16 août 2016 - Gurgaon, HY, Inde

Cet après-midi, le Karmapa continue le commentaire des huit sections et aborde le 5e point, la question posée par Sharipoura :

Fils de noble famille, comment devrait s’exercer un fils de noble famille ou une fille de noble famille qui désire pratiquer la profonde Perfection de Connaissance?
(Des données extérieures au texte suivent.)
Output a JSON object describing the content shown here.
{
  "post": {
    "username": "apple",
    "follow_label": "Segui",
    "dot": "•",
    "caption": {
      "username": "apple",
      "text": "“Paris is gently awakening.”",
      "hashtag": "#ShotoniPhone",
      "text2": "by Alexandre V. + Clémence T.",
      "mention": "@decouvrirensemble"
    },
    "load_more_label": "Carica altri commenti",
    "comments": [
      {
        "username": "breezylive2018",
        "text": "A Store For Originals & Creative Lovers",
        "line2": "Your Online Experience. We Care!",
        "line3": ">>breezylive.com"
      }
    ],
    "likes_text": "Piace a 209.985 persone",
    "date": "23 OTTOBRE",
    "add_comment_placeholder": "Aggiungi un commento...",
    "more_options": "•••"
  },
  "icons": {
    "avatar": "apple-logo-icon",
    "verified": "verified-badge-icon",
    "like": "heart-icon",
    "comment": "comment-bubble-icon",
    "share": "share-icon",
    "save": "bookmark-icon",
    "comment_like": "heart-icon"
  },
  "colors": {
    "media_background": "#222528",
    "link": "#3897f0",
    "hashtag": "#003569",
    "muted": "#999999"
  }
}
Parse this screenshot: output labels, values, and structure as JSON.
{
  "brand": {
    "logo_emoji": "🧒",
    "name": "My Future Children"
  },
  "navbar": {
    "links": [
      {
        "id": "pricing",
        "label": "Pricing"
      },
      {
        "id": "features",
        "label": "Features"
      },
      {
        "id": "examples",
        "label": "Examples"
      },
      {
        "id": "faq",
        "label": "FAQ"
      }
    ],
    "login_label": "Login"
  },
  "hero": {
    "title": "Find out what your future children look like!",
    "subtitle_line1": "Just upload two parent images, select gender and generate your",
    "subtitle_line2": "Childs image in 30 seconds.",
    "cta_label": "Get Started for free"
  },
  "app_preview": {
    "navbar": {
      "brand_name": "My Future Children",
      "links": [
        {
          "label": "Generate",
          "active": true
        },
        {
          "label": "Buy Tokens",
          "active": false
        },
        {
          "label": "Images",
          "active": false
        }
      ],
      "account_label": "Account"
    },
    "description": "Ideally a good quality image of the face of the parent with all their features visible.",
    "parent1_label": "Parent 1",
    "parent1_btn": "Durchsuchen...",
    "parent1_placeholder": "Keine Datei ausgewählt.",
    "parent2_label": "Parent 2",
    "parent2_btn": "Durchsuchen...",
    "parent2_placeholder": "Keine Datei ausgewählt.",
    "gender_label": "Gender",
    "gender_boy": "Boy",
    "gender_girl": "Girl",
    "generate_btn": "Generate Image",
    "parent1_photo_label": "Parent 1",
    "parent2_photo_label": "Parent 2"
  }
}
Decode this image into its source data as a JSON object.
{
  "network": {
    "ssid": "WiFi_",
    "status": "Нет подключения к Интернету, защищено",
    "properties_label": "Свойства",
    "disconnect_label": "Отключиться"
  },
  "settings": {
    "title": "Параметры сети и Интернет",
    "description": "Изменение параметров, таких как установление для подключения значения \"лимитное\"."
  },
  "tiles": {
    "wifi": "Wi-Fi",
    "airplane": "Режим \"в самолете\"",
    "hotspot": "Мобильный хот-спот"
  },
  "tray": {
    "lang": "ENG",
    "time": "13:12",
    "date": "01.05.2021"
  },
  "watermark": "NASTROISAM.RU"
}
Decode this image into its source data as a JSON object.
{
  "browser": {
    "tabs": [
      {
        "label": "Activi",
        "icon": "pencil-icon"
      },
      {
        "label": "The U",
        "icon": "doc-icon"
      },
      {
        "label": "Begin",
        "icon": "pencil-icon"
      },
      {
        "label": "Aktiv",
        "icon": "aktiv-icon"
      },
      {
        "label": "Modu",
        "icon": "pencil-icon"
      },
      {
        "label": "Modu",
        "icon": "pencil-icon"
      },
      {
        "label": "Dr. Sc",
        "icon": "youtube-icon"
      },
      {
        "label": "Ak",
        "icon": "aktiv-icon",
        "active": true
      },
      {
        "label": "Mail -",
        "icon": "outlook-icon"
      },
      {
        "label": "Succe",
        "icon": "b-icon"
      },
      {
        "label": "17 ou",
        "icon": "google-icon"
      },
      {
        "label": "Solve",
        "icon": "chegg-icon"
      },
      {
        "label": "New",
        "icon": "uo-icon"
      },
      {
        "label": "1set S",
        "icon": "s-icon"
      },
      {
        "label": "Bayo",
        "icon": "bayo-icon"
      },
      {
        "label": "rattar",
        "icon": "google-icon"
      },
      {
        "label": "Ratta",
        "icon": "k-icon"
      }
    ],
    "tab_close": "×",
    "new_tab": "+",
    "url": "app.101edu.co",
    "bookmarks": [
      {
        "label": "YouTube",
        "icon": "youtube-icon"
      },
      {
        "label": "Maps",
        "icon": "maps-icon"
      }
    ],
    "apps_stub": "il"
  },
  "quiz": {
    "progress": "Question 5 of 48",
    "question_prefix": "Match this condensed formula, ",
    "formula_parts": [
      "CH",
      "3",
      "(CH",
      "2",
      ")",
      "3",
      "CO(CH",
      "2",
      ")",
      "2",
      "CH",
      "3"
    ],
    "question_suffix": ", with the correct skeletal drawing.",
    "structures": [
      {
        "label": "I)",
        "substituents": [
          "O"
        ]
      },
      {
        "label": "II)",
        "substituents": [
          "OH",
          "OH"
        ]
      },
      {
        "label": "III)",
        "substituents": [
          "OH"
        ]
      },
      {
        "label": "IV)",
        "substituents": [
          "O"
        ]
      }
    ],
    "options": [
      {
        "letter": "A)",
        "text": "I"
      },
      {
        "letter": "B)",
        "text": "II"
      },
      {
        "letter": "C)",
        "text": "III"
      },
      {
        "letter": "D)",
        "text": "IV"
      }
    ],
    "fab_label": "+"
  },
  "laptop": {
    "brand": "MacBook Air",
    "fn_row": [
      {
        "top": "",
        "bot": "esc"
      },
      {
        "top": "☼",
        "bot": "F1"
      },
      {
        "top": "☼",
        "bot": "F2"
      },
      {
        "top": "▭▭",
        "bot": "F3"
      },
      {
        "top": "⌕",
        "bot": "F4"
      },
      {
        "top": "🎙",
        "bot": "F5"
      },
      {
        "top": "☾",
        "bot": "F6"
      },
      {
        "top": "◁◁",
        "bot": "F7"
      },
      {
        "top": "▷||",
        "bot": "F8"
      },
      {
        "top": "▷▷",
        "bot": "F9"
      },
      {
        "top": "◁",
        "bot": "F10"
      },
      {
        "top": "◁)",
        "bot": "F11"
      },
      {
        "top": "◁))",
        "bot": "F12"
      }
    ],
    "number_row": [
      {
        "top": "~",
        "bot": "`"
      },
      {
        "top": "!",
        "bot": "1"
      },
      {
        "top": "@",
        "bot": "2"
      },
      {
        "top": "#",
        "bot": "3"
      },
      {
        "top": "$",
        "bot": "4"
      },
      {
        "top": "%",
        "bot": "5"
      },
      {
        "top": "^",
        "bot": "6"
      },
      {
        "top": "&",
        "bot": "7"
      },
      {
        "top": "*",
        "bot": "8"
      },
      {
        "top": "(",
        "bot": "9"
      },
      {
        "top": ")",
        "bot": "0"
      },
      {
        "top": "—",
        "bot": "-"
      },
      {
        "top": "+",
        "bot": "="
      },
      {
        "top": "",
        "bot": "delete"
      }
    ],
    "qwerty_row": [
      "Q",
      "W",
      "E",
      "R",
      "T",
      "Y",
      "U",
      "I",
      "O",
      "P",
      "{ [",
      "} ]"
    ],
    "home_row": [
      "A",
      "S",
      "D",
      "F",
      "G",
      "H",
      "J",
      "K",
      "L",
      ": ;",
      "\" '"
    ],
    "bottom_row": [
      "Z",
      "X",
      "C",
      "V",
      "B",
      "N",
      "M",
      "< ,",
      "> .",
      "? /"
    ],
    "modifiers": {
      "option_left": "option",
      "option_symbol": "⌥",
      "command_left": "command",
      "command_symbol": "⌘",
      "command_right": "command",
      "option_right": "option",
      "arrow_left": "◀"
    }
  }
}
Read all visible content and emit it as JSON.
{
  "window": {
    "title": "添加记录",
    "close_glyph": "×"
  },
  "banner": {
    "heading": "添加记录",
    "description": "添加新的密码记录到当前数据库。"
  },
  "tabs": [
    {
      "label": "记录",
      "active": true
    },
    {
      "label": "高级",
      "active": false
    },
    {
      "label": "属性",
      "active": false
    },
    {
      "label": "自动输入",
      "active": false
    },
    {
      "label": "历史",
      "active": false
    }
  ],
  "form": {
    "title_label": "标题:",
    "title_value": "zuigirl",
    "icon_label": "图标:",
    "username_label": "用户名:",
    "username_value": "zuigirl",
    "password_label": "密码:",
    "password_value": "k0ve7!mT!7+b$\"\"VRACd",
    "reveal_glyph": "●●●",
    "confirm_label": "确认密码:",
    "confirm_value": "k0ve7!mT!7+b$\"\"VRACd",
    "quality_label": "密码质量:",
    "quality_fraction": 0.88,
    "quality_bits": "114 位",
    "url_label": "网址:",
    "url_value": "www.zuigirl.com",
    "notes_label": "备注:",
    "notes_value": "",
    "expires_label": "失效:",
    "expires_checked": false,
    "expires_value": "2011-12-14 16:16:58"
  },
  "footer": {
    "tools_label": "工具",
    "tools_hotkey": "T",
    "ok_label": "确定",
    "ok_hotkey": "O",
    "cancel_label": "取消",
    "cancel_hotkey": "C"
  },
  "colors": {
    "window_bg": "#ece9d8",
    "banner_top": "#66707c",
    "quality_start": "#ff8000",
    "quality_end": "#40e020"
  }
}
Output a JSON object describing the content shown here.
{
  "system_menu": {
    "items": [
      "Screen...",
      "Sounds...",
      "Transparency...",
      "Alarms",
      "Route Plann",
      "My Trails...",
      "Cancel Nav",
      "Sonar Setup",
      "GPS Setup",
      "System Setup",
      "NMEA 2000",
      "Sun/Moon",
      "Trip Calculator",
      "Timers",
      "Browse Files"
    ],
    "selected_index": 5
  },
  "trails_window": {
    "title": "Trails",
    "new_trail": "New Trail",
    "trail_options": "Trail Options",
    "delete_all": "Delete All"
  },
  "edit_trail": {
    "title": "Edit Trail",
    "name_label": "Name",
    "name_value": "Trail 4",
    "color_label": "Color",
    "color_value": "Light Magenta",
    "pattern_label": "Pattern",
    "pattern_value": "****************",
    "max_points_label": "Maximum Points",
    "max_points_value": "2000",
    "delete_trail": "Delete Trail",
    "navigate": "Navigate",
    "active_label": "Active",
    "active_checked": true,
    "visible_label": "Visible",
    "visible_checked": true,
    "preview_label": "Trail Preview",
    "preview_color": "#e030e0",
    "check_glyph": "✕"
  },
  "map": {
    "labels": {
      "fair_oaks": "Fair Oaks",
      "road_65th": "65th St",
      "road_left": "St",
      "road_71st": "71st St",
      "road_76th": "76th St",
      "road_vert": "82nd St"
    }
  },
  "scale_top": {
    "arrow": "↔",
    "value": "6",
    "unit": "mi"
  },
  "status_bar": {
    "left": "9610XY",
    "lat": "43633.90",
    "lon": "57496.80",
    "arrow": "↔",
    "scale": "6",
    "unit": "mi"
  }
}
Le Karmapa recentre son commentaire sur deux expressions de cette phrase : ‘fils ou fille de noble famille’ et le ‘souhait de pratiquer’. Dans la première expression ‘fils ou fille de noble famille’ (en sanscrit kulaputra et kuladuhita), il choisit le mot ‘famille’ qui veut en fait dire ‘caste’ en sanscrit ; dans un contexte bouddhiste, il se réfère à ceux qui, nés dans le mahayana, sont devenus l’enfant du Bouddha, d’où fils ou fille de la famille ou de la lignée du Bouddha. Dans un commentaire sur le Soutra du Coeur, Haribhadra déclare que ‘famille’ indique ici les qualités qui permettent de s’éveiller ; ainsi ‘caste’ renvoie à des personnes qui peuvent s’engager parfaitement et pratiquer ce potentiel.

 

Même de nos jours, c’est une coutume indienne de mettre l’accent sur le système des castes. Par exemple, les membres de certaines castes s’adressent les uns aux autres avec les termes de ‘fils ou fille de noble famille’. Comme cette façon polie de s’adresser aux autres fait partie d’une vieille coutume indienne, Atisha dit dans son commentaire sur le Soutra du Coeur de la Connaissance que ‘fils ou fille d’une famille’ se réfère à ceux dont le but est l’illumination : ces individus ‘souhaitent pratiquer la profonde Perfection de Connaissance’ afin de devenir pleinement éveillés. Ils ont l’aspiration de pratiquer, mais ne sont pas encore sur le chemin du mahayana tout en ayant grand respect pour lui, et ils ont l’aspiration d’être bénéfiques aux êtres vivants avec une connexion au mahayana. La plupart des commentateurs de ce texte pensent que ‘noble famille’ ou ‘caste’ se réfère à ceux nés dans la famille du Bouddha ou la famille du mahayana.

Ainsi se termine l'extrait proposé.